Expect excellence from your students. Stop accepting messy work and rushed answers. Expect your students to put effort into their work.

We should have high expectations for even the simplest thing, like handwriting. I’ve seen this happen a couple times where there’s a student who just has downright messy handwriting. I would then have that same student in one of my small groups and I tell them that they need to write neatly. I have them erase and rewrite when it’s messy and voila, they are able to produce some pretty nice looking handwriting.

All because I made it an expectation.

So set the bar high. Get to know your students and push them to learn, grow, and reach amazing levels of proficiency.

Just say no to subpar work.


7. Spoon Feeding Students

We have to stop doing so much for our students that they never learn to do anything on their own. You have to know when to push them and when to step in and provide help. There must a balance.

No, you don’t want your students in tears every day. But you do want them to face challenges in their learning and figure out how to get through it.

Again, there is an art to this. You have to know when to step in. That’s where the Holy Spirit comes in. He’ll guide you as you’re teaching and let you know when you need to back off and when you need to provide support.

This is also why scaffolding is important. You must plan out your lessons with the proper supports so that you are setting your students up for success.

Don’t be out here just throwing questions at your students that they don’t have the tools in place to answer. Set them up for success by giving them the supports they need to succeed but don’t spoon feed!
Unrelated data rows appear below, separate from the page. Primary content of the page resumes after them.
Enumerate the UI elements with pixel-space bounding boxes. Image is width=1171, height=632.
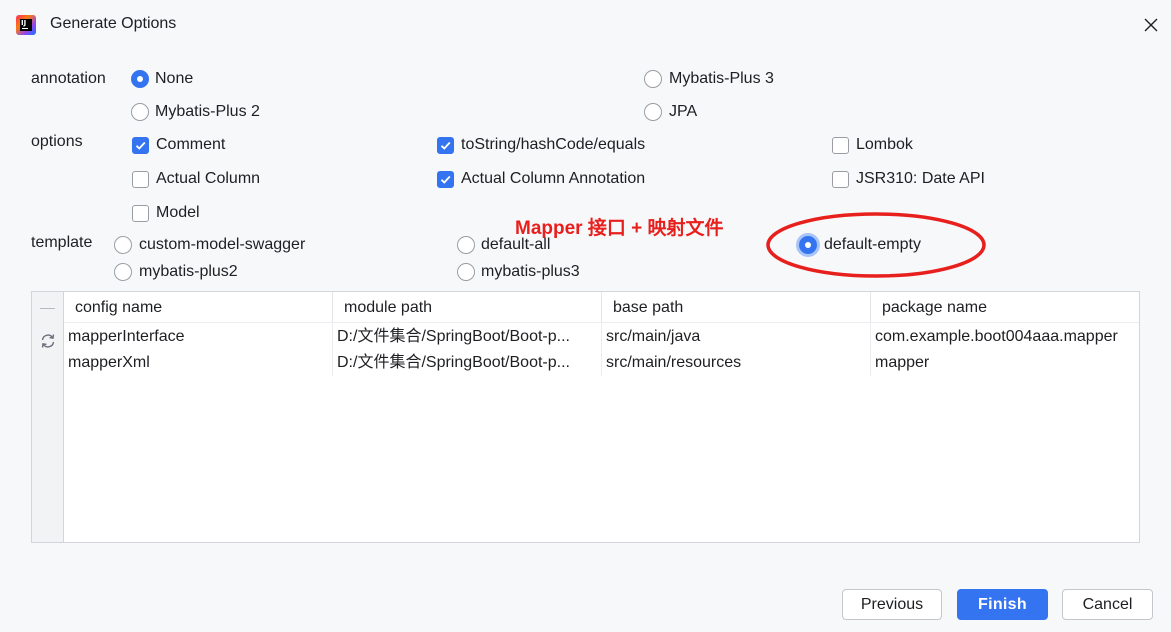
template-radio-default-all[interactable] (457, 236, 475, 254)
template-radio-mybatis-plus2[interactable] (114, 263, 132, 281)
previous-button[interactable]: Previous (842, 589, 942, 620)
table-cell[interactable]: src/main/resources (602, 350, 871, 376)
title-bar: IJ Generate Options (0, 0, 1171, 50)
table-cell[interactable]: mapperXml (64, 350, 333, 376)
annotation-radio-mybatis-plus-3[interactable] (644, 70, 662, 88)
table-header: config name module path base path packag… (64, 292, 1139, 323)
template-option-label[interactable]: default-all (481, 236, 550, 254)
checkbox-label[interactable]: Comment (156, 136, 225, 154)
annotation-label: annotation (31, 70, 106, 87)
refresh-icon[interactable] (38, 331, 58, 351)
actual-column-annotation-checkbox[interactable] (437, 171, 454, 188)
annotation-option-label[interactable]: Mybatis-Plus 3 (669, 70, 774, 88)
checkbox-label[interactable]: Actual Column Annotation (461, 170, 645, 188)
close-icon[interactable] (1138, 12, 1164, 38)
remove-row-icon[interactable] (40, 308, 55, 309)
template-radio-default-empty[interactable] (799, 236, 817, 254)
checkbox-label[interactable]: Model (156, 204, 200, 222)
finish-button[interactable]: Finish (957, 589, 1048, 620)
template-option-label[interactable]: default-empty (824, 236, 921, 254)
template-option-label[interactable]: custom-model-swagger (139, 236, 305, 254)
checkbox-label[interactable]: Lombok (856, 136, 913, 154)
config-table: config name module path base path packag… (31, 291, 1140, 543)
table-cell[interactable]: mapperInterface (64, 324, 333, 350)
template-radio-mybatis-plus3[interactable] (457, 263, 475, 281)
cancel-button[interactable]: Cancel (1062, 589, 1153, 620)
annotation-radio-none[interactable] (131, 70, 149, 88)
table-row[interactable]: mapperXml D:/文件集合/SpringBoot/Boot-p... s… (64, 350, 1139, 376)
table-row[interactable]: mapperInterface D:/文件集合/SpringBoot/Boot-… (64, 324, 1139, 350)
lombok-checkbox[interactable] (832, 137, 849, 154)
checkbox-label[interactable]: Actual Column (156, 170, 260, 188)
template-radio-custom-model-swagger[interactable] (114, 236, 132, 254)
actual-column-checkbox[interactable] (132, 171, 149, 188)
table-toolbar (32, 292, 64, 542)
checkbox-label[interactable]: toString/hashCode/equals (461, 136, 645, 154)
window-title: Generate Options (50, 15, 177, 32)
jsr310-date-api-checkbox[interactable] (832, 171, 849, 188)
annotation-option-label[interactable]: Mybatis-Plus 2 (155, 103, 260, 121)
table-cell[interactable]: D:/文件集合/SpringBoot/Boot-p... (333, 350, 602, 376)
checkmark-icon (135, 141, 146, 150)
checkmark-icon (440, 141, 451, 150)
annotation-radio-mybatis-plus-2[interactable] (131, 103, 149, 121)
annotation-option-label[interactable]: JPA (669, 103, 697, 121)
table-cell[interactable]: src/main/java (602, 324, 871, 350)
column-header-module-path[interactable]: module path (333, 292, 602, 323)
table-cell[interactable]: com.example.boot004aaa.mapper (871, 324, 1139, 350)
template-label: template (31, 234, 93, 251)
table-cell[interactable]: D:/文件集合/SpringBoot/Boot-p... (333, 324, 602, 350)
intellij-app-icon: IJ (16, 15, 36, 35)
template-option-label[interactable]: mybatis-plus3 (481, 263, 580, 281)
column-header-package-name[interactable]: package name (871, 292, 1139, 323)
template-option-label[interactable]: mybatis-plus2 (139, 263, 238, 281)
model-checkbox[interactable] (132, 205, 149, 222)
tostring-hashcode-equals-checkbox[interactable] (437, 137, 454, 154)
column-header-config-name[interactable]: config name (64, 292, 333, 323)
table-cell[interactable]: mapper (871, 350, 1139, 376)
column-header-base-path[interactable]: base path (602, 292, 871, 323)
checkmark-icon (440, 175, 451, 184)
comment-checkbox[interactable] (132, 137, 149, 154)
annotation-option-label[interactable]: None (155, 70, 193, 88)
annotation-radio-jpa[interactable] (644, 103, 662, 121)
checkbox-label[interactable]: JSR310: Date API (856, 170, 985, 188)
options-label: options (31, 133, 83, 150)
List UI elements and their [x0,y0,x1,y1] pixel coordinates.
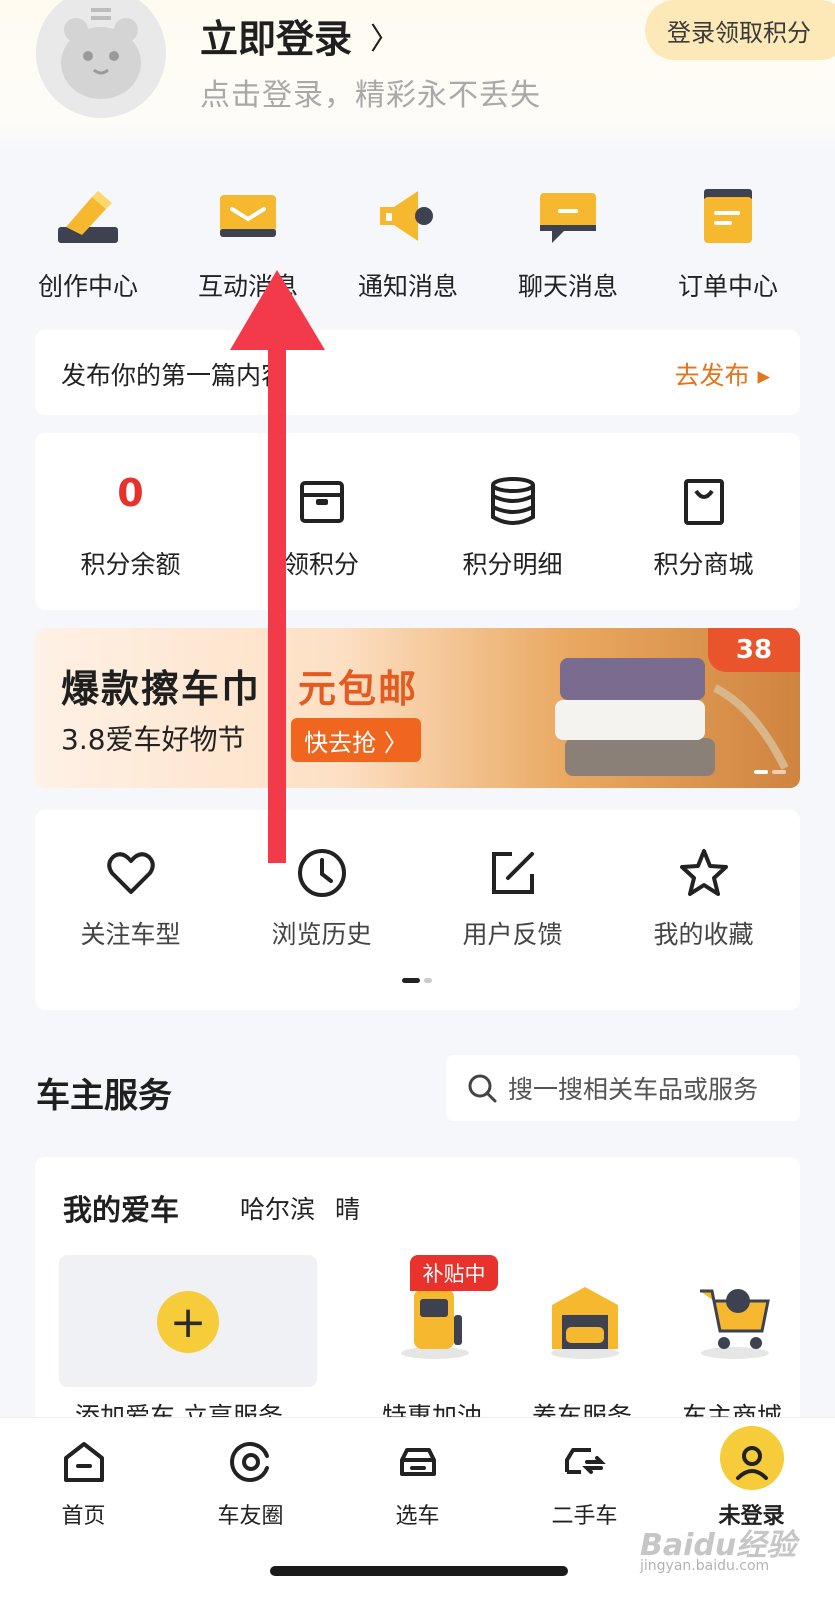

8. Sweating the Small Stuff

Listen to me. Come a little closer. Hear me loud and clear.

Stop. Stressing.

Yes, your job as a teacher can be frustrating. You’re going to have to do things you don’t want to do. You’re going to have rough days.

But do you really need to get bent out of shape because your class’ P.E. period got moved to the end of the day?

Do you really need to fall apart into a million pieces because your writing block got interrupted by an assembly?

Um. No, you don’t.

This is also where your perspective as a Christian teacher comes in. This is why “Teachers Focusing on God” is the goal for this year! When you are focused on Christ and He is truly the foundation of your happiness, a lot of things the come at you in life or in your classroom just won’t phase you. You must have an eternal perspective. I love the quote,

“How big is this problem on a scale of one to God?” 

There are so many things in life that are just not that big of a deal. With an eternal perspective, you can learn to view things through the right lens.

When you focus on one thing, everything else becomes blurred. If you are looking straight ahead everything else in sight becomes peripheral. You can’t visually focus on more than one thing at a time. It’s just not possible.

So when you make it a point to focus on God, everything else becomes minor. So stop sweating the small stuff.

You can’t always control your circumstances, but you can control how you respond to them.



So the 8 things teachers need to stop doing are:

  1. Having a poorly managed classroom
  2. Teaching programs over standards
  3. Teaching without data
  4. Being mean to students
  5. Prioritizing frills over facts
  6. Accepting subparwork
  7. Spoon feeding students
  8. Sweating the small stuff

I hope this has made you think a little. What else would you add to the list? What else do teachers need to stop doing?